Reputation: 6874
I have a dataframe called dat which has two columns as below
col1 col2
chr2 atagaaaaatcggctgggtgcggtggctcactcctataatcccagcactttg
chr3 atagaaaaatcggctgggtgcggtggctcactcctataatcccagcactttg
I want to be able to split the string at a match for gtggctc and to return a new column with the match included up to a specified length (eg 10 further characters as follows
col1 col2 new_split_col
chr2 atagaaaaatcggctgggtgcg gtggctcactcctataa
chr3 atagaaaaatcggctgggtgcg gtggctcactcctataa
I have tried
library(stringr)
dat$new_split_col <- str_split(dat$col2, "gtggctc", 2)
but it gives me two matches in one column and doesnt include the match itself.
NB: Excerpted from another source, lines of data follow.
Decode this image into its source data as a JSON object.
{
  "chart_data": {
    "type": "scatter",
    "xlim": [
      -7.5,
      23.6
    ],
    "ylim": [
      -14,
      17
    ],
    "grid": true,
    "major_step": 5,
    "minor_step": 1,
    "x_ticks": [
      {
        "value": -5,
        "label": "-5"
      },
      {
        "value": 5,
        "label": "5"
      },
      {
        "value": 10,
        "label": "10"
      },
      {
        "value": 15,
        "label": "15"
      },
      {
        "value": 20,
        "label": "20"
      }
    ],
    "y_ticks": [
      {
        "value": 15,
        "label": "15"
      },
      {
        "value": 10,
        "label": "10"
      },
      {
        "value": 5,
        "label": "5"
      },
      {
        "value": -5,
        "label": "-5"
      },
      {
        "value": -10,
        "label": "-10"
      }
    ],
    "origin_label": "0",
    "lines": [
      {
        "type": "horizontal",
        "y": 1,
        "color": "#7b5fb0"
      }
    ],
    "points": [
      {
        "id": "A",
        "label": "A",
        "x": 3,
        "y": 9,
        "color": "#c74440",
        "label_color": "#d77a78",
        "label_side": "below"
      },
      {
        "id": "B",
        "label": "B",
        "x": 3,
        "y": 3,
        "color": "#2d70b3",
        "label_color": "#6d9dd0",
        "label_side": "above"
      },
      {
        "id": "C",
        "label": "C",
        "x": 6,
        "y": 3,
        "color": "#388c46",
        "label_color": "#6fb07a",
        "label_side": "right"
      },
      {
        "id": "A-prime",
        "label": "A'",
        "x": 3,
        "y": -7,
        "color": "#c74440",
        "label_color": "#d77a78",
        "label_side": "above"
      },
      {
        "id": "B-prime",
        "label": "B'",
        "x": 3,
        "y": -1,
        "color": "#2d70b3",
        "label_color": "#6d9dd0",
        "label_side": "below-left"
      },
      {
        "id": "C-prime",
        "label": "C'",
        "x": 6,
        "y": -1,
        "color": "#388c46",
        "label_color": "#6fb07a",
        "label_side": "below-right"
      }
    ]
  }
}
It also doesnt allow me to specify the length of the desired match.
Upvotes: 1
Views: 111
Reputation: 887008
Try
library(stringr)
dat[c('col2', 'new_split_col')] <- do.call(rbind,lapply(str_split(dat$col2,
perl('(?=gtggctc)'), 2), function(x) c(x[1],substr(x[2],1,17))))
Or
library(tidyr)
extract(dat, col2, into=c('col2', 'new_split_col'), '(.*)(gtggctc.{10}).*')
# col1 col2 new_split_col
#1 chr2 atagaaaaatcggctgggtgcg gtggctcactcctataa
#2 chr3 atagaaaaatcggctgggtgcg gtggctcactcctataa
Or
dat[c('col2', 'new_split_col')] <- read.table(text=gsub('(.*)(gtggctc.{10}).*',
'\\1 \\2', dat$col2))
Upvotes: 2